Noah Thompson’s review published on Letterboxd:
Don't try to understand it. Feel it.
If there was going to be one filmmaker that could bring me back to movie theaters at least one more time this year, it was going to be Christopher Nolan. Which, I mean, I should start my review with that. If my estimations are correct, this is my first time in a theater in about six and a half months. With my mask on and being properly socially distanced from others, I ventured out to my local venue to in-person experience a new movie. It was good to be back, at least somewhat. Feeling the vibrations of the music in the ground and in my seat. Having a giant-ass screen in front of you that you can't look away from. It did eventually get a little hard to breathe normally in my mask, which I think just comes down to me not being used to wearing a mask for a lengthy stretch of time. For that reason alone, and even just looking ahead to other movies slated for release this year, this might be my last visit I make to a theater in 2020. In any other circumstance, you wouldn't catch me dead saying that. However, as this film itself likes to say, we live in a twilight world. So, that out of the way, now onto the actual movie.

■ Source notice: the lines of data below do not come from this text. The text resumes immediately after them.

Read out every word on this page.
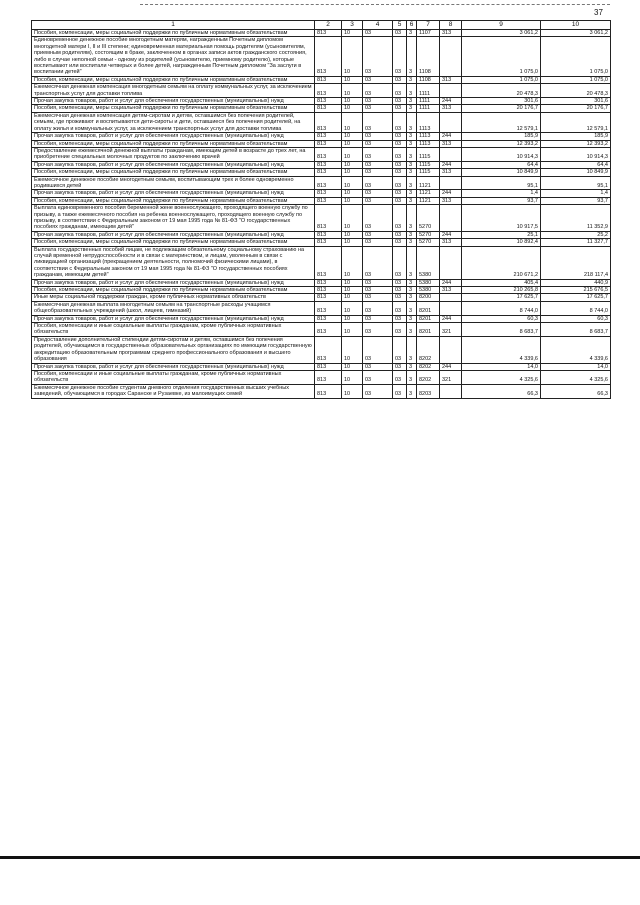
37
1	2	3	4	5	6	7	8	9	10
Пособия, компенсации, меры социальной поддержки по публичным нормативным обязательствам	813	10	03	03	3	1107	313	3 061,2	3 061,2
Единовременное денежное пособие многодетным матерям, награжденным Почетным дипломом многодетной матери I, II и III степени; единовременная материальная помощь родителям (усыновителям, приемным родителям), состоящим в браке, заключенном в органах записи актов гражданского состояния, либо в случае неполной семьи - одному из родителей (усыновителю, приемному родителю), которые воспитывают или воспитали четверых и более детей, награжденным Почетным дипломом "За заслуги в воспитании детей"	813	10	03	03	3	1108		1 075,0	1 075,0
Пособия, компенсации, меры социальной поддержки по публичным нормативным обязательствам	813	10	03	03	3	1108	313	1 075,0	1 075,0
Ежемесячная денежная компенсация многодетным семьям на оплату коммунальных услуг, за исключением транспортных услуг для доставки топлива	813	10	03	03	3	1111		20 478,3	20 478,3
Прочая закупка товаров, работ и услуг для обеспечения государственных (муниципальных) нужд	813	10	03	03	3	1111	244	301,6	301,6
Пособия, компенсации, меры социальной поддержки по публичным нормативным обязательствам	813	10	03	03	3	1111	313	20 176,7	20 176,7
Ежемесячная денежная компенсация детям-сиротам и детям, оставшимся без попечения родителей, семьям, где проживают и воспитываются дети-сироты и дети, оставшиеся без попечения родителей, на оплату жилья и коммунальных услуг, за исключением транспортных услуг для доставки топлива	813	10	03	03	3	1113		12 579,1	12 579,1
Прочая закупка товаров, работ и услуг для обеспечения государственных (муниципальных) нужд	813	10	03	03	3	1113	244	185,9	185,9
Пособия, компенсации, меры социальной поддержки по публичным нормативным обязательствам	813	10	03	03	3	1113	313	12 393,2	12 393,2
Предоставление ежемесячной денежной выплаты гражданам, имеющим детей в возрасте до трех лет, на приобретение специальных молочных продуктов по заключению врачей	813	10	03	03	3	1115		10 914,3	10 914,3
Прочая закупка товаров, работ и услуг для обеспечения государственных (муниципальных) нужд	813	10	03	03	3	1115	244	64,4	64,4
Пособия, компенсации, меры социальной поддержки по публичным нормативным обязательствам	813	10	03	03	3	1115	313	10 849,9	10 849,9
Ежемесячное денежное пособие многодетным семьям, воспитывающим трех и более одновременно родившихся детей	813	10	03	03	3	1121		95,1	95,1
Прочая закупка товаров, работ и услуг для обеспечения государственных (муниципальных) нужд	813	10	03	03	3	1121	244	1,4	1,4
Пособия, компенсации, меры социальной поддержки по публичным нормативным обязательствам	813	10	03	03	3	1121	313	93,7	93,7
Выплата единовременного пособия беременной жене военнослужащего, проходящего военную службу по призыву, а также ежемесячного пособия на ребенка военнослужащего, проходящего военную службу по призыву, в соответствии с Федеральным законом от 19 мая 1995 года № 81-ФЗ "О государственных пособиях гражданам, имеющим детей"	813	10	03	03	3	5270		10 917,5	11 352,9
Прочая закупка товаров, работ и услуг для обеспечения государственных (муниципальных) нужд	813	10	03	03	3	5270	244	25,1	25,2
Пособия, компенсации, меры социальной поддержки по публичным нормативным обязательствам	813	10	03	03	3	5270	313	10 892,4	11 327,7
Выплата государственных пособий лицам, не подлежащим обязательному социальному страхованию на случай временной нетрудоспособности и в связи с материнством, и лицам, уволенным в связи с ликвидацией организаций (прекращением деятельности, полномочий физическими лицами), в соответствии с Федеральным законом от 19 мая 1995 года № 81-ФЗ "О государственных пособиях гражданам, имеющим детей"	813	10	03	03	3	5380		210 671,2	218 117,4
Прочая закупка товаров, работ и услуг для обеспечения государственных (муниципальных) нужд	813	10	03	03	3	5380	244	405,4	440,9
Пособия, компенсации, меры социальной поддержки по публичным нормативным обязательствам	813	10	03	03	3	5380	313	210 265,8	215 676,5
Иные меры социальной поддержки граждан, кроме публичных нормативных обязательств	813	10	03	03	3	8200		17 625,7	17 625,7
Ежемесячная денежная выплата многодетным семьям на транспортные расходы учащимся общеобразовательных учреждений (школ, лицеев, гимназий)	813	10	03	03	3	8201		8 744,0	8 744,0
Прочая закупка товаров, работ и услуг для обеспечения государственных (муниципальных) нужд	813	10	03	03	3	8201	244	60,3	60,3
Пособия, компенсации и иные социальные выплаты гражданам, кроме публичных нормативных обязательств	813	10	03	03	3	8201	321	8 683,7	8 683,7
Предоставление дополнительной стипендии детям-сиротам и детям, оставшимся без попечения родителей, обучающимся в государственных образовательных организациях по имеющим государственную аккредитацию образовательным программам среднего профессионального образования и высшего образования	813	10	03	03	3	8202		4 339,6	4 339,6
Прочая закупка товаров, работ и услуг для обеспечения государственных (муниципальных) нужд	813	10	03	03	3	8202	244	14,0	14,0
Пособия, компенсации и иные социальные выплаты гражданам, кроме публичных нормативных обязательств	813	10	03	03	3	8202	321	4 325,6	4 325,6
Ежемесячное денежное пособие студентам дневного отделения государственных высших учебных заведений, обучающимся в городах Саранске и Рузаевке, из малоимущих семей	813	10	03	03	3	8203		66,3	66,3
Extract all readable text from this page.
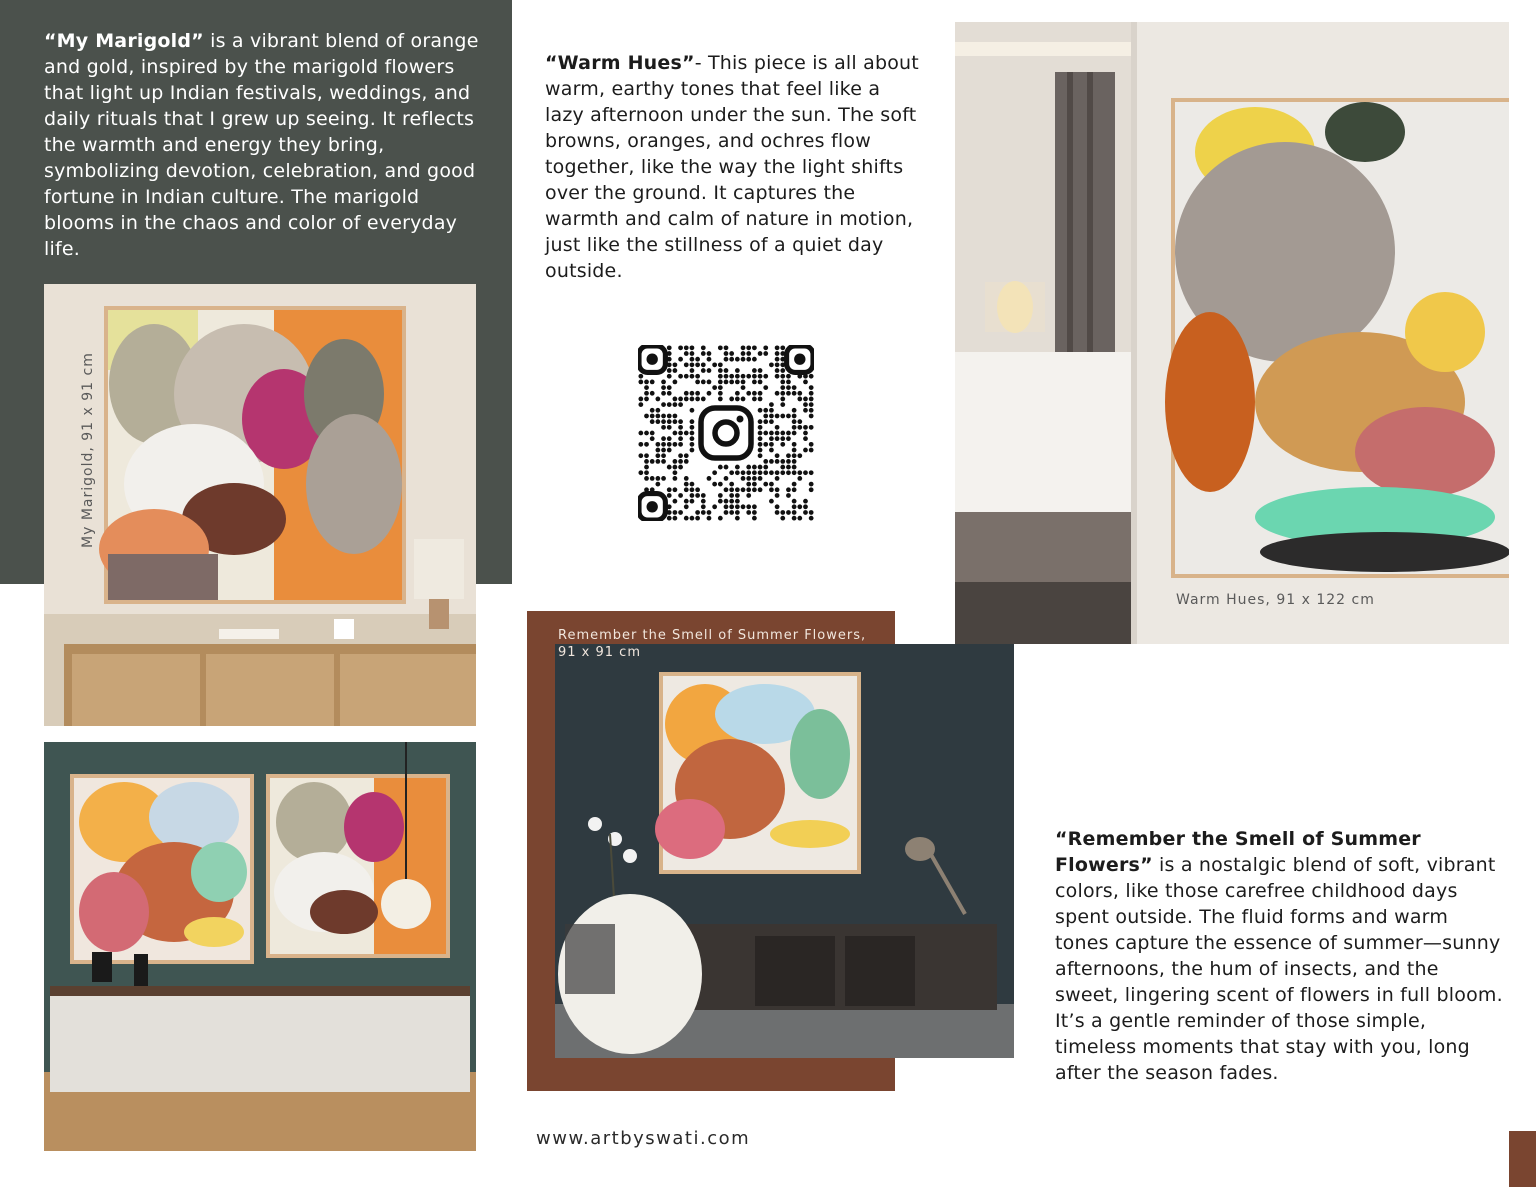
“My Marigold” is a vibrant blend of orange and gold, inspired by the marigold flowers that light up Indian festivals, weddings, and daily rituals that I grew up seeing. It reflects the warmth and energy they bring, symbolizing devotion, celebration, and good fortune in Indian culture. The marigold blooms in the chaos and color of everyday life.
My Marigold, 91 x 91 cm
“Warm Hues”- This piece is all about warm, earthy tones that feel like a lazy afternoon under the sun. The soft browns, oranges, and ochres flow together, like the way the light shifts over the ground. It captures the warmth and calm of nature in motion, just like the stillness of a quiet day outside.
Warm Hues, 91 x 122 cm
Remember the Smell of Summer Flowers,
91 x 91 cm
“Remember the Smell of Summer Flowers” is a nostalgic blend of soft, vibrant colors, like those carefree childhood days spent outside. The fluid forms and warm tones capture the essence of summer—sunny afternoons, the hum of insects, and the sweet, lingering scent of flowers in full bloom. It’s a gentle reminder of those simple, timeless moments that stay with you, long after the season fades.
www.artbyswati.com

In the very short amount of time from when I finished Tenet to now as I currently write this review, I've had to try to figure out how I can talk about this movie without talking about it. I'm going to go with the plan that never fails, and I'm going to wing it. Just stick with me and we'll see where this goes. I really liked Tenet. Where it counts, I had a damn good time with it. I don't think truer words have ever been spoken in a movie about itself than "Don't try to understand it. Feel it." It's made clear almost immediately that Nolan is putting his priorities in places that are actually often against what general cinematic conventions would tell you to do. The performances are good, but the characters on their own are like paper dolls. Unlike some other viewers, the sound at my showing was perfectly fine. I was able to hear everything said. However, it doesn't matter that much when most of the dialogue feels like coded messages. There are words being said by people that connect to something, but what those connections mean aren't certain, at least at first. These sound like two really bad flaws for a movie, don't they? Maybe they would be otherwise. But again, we're not dealing with a traditional movie. For the vast majority of the experience, Nolan puts his trust in one thing above anything else: Aesthetics. Tenet is most concerned with how it looks, how it sounds, and how it moves. It's wanting to leave you feeling instead of knowing. In that case, mission accomplished. Ludwig Göransson's score is phenomenal, a positive lock for the best of the year unless something else ends up blindsiding me. Hoyte Van Hoytema's camerawork is smooth and showy, always offering faces and places to just get yourself soaked in. The ultimate highlight is the action, with little competition being the best Nolan has ever done, and some moments and sequences in this are unlike anything I've ever seen in another movie, as well as being things that will likely never be in a movie again. Keeping it vague, keeping it simple, go see this. Whether you want to make the venture to your local theater, if you want to wait until it's available to rent, or even if you want to see it through, ahem, less than legal means, I won't judge the format, just give it a look. I will for certain be watching this again. When and how is up in the air, but it will be happening down the line. I believe in film and John David Washington.